U.S. authorities looked the other way when the Rwandan genocide happened in ’94, and there hasn’t been very much said or done about the current slaughter in Darfur either, despite George Clooney and Don Cheadle trying to ignite attention. (And men like Congressman Tom Lantos writing articles like this one in Vanity Fair.) Racist indifference about the fate of dark-skinned peoples is surely part of the reason, but did anyone in this country get wildly aroused by the Serbian slaughter of Bosnian Muslims in the ’90s, or by Pol Pot’s Cambodian genocide in the mid ’70s?

Part of the problem is that the reasons for the Darfur killings, which began in early ’03, are a bit murky. But it comes down to an ethnic cleansing campaign driven by oil-rich, Islamo-facist Arabs who want to destroy the farmer-class blacks who live in the Sudan’s southwestern section.
The bad guys are the Sudanese chiefs in Khartoum and the evil militia called the Janjaweed, whom the government funds. The good or somewhat better guys are the Darfur-region farmers, some of whom have given support to the fighters for the Sudan Liberation Movement and the Justice and Equality Movement. The Janjaweed and the Khartoum government have been systematically slaughtering tribes — women, children, old people, livestock — as a way of getting at the rebels. Maybe it’s also because Khartoum has acquired a taste for conquest and simply doesn’t want to stop. The estimates of the dead range from at least 200,000 to over 400,000.
I’m finally feeling the situation a bit because last weekend I saw Annie Sundberg and Ricki Stern‘s The Devil Came on Horseback (International Film Circuit), which opens in NYC on 7.25 and after that move across the country on a city-by-city basis into the mid-fall.
It’s a strong, moving, very well made documentary. Sad, obviously. Numbing, to a certain extent. (How could it not be?) But it’s not just grisly images and depressing statistics. It tells a story of an awakening, and in so doing invites us to follow suit. I’m glad I saw it.


Brian Steidle (right center)

The first half of Horseback is the story of how former Marine Capt. Brian Steidle, a guy with a taste for danger, wound up taking pictures and video footage of the Darfur genocide after landing a job with the African Union, an observer group, in ’04. He came to realize soon enough that the Janjaweed militia, armed by the Sudanese jihadists, were slaughtering Darfur’s black, non-Arab residents in massive numbers.
The second half is about an outraged Steidle showing his stills and his video documentation to various political and do-gooder groups in the U.S.. As Variety‘s Robert Koehler has said, the fact that an ex-Marine “had to do the job that was once the province of foreign correspondents is both an unspoken statement on Darfur’s extreme danger and remoteness, and also on the failure of Western — and American — journalism, and in particular, TV journalism to report on Africa.”
The film finally wonders what will it take to get U.S voters aroused enough to ask that something be done to stop the murders. Things have happened, of course — rallies, celebrity lobbying, Senator Barack Obama calling attention to the situation in speeches, etc.
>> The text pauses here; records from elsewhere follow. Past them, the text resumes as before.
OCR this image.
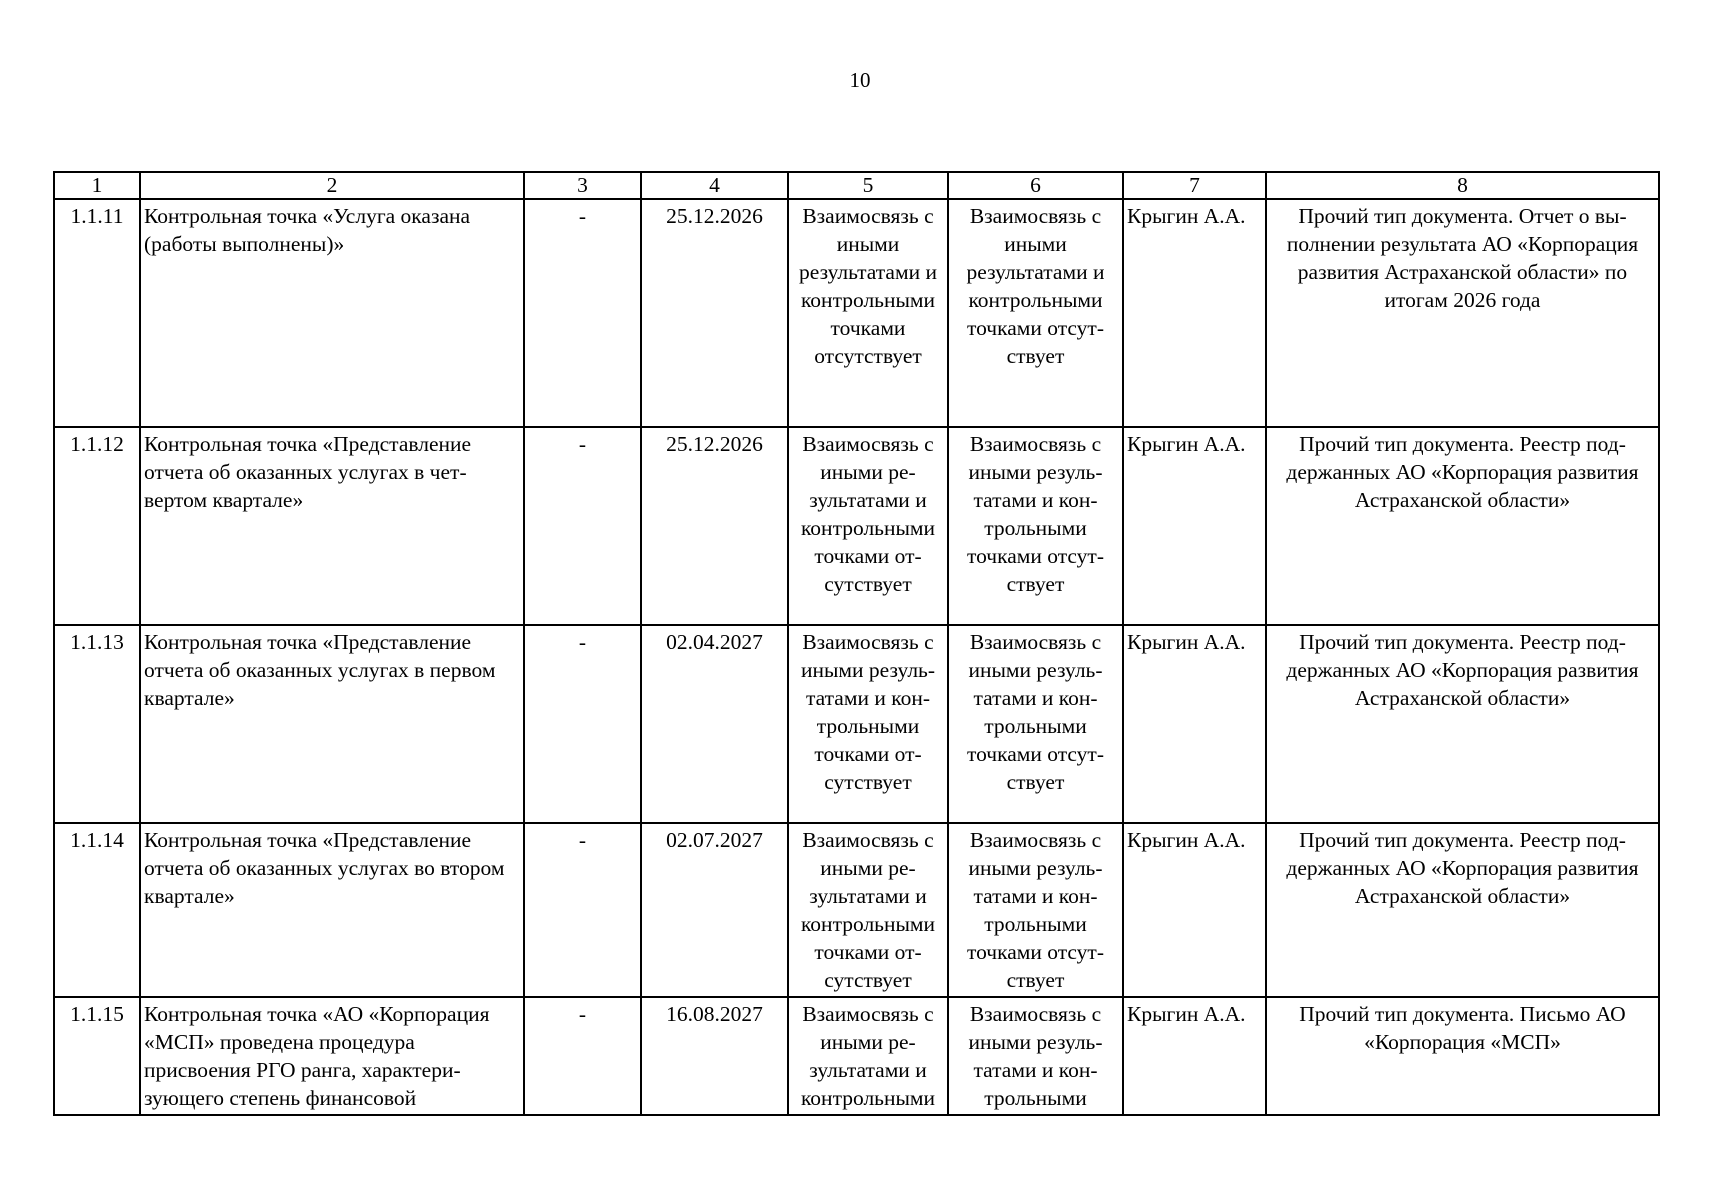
10
1	2	3	4	5	6	7	8
1.1.11	Контрольная точка «Услуга оказана (работы выполнены)»	-	25.12.2026	Взаимосвязь с иными результатами и контрольными точками отсутствует	Взаимосвязь с иными результатами и контрольными точками отсутствует	Крыгин А.А.	Прочий тип документа. Отчет о выполнении результата АО «Корпорация развития Астраханской области» по итогам 2026 года
1.1.12	Контрольная точка «Представление отчета об оказанных услугах в четвертом квартале»	-	25.12.2026	Взаимосвязь с иными результатами и контрольными точками отсутствует	Взаимосвязь с иными результатами и контрольными точками отсутствует	Крыгин А.А.	Прочий тип документа. Реестр поддержанных АО «Корпорация развития Астраханской области»
1.1.13	Контрольная точка «Представление отчета об оказанных услугах в первом квартале»	-	02.04.2027	Взаимосвязь с иными результатами и контрольными точками отсутствует	Взаимосвязь с иными результатами и контрольными точками отсутствует	Крыгин А.А.	Прочий тип документа. Реестр поддержанных АО «Корпорация развития Астраханской области»
1.1.14	Контрольная точка «Представление отчета об оказанных услугах во втором квартале»	-	02.07.2027	Взаимосвязь с иными результатами и контрольными точками отсутствует	Взаимосвязь с иными результатами и контрольными точками отсутствует	Крыгин А.А.	Прочий тип документа. Реестр поддержанных АО «Корпорация развития Астраханской области»
1.1.15	Контрольная точка «АО «Корпорация «МСП» проведена процедура присвоения РГО ранга, характеризующего степень финансовой	-	16.08.2027	Взаимосвязь с иными результатами и контрольными	Взаимосвязь с иными результатами и контрольными	Крыгин А.А.	Прочий тип документа. Письмо АО «Корпорация «МСП»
But this is only the beginning.
What the U.S. government really needs to do is step in big-time and start forcing the issue. Huge financial incentives (i.e., bribes) need to be offered to make it clear to Sudanese president Omar Hassan al-Bashir and his cabinet stooges that stopping the slaughter will be much more profitable than to prolong it. The Chinese need to get tough with them also. An armed civilian-protection force has to some- how muscle its way into the country to defend the defenseless.


The Devil Came on Horseback co-director Annie Sundberg

I’ll be doing a phoner with Steidle tomorrow; I’ll try and get it up before the day’s out.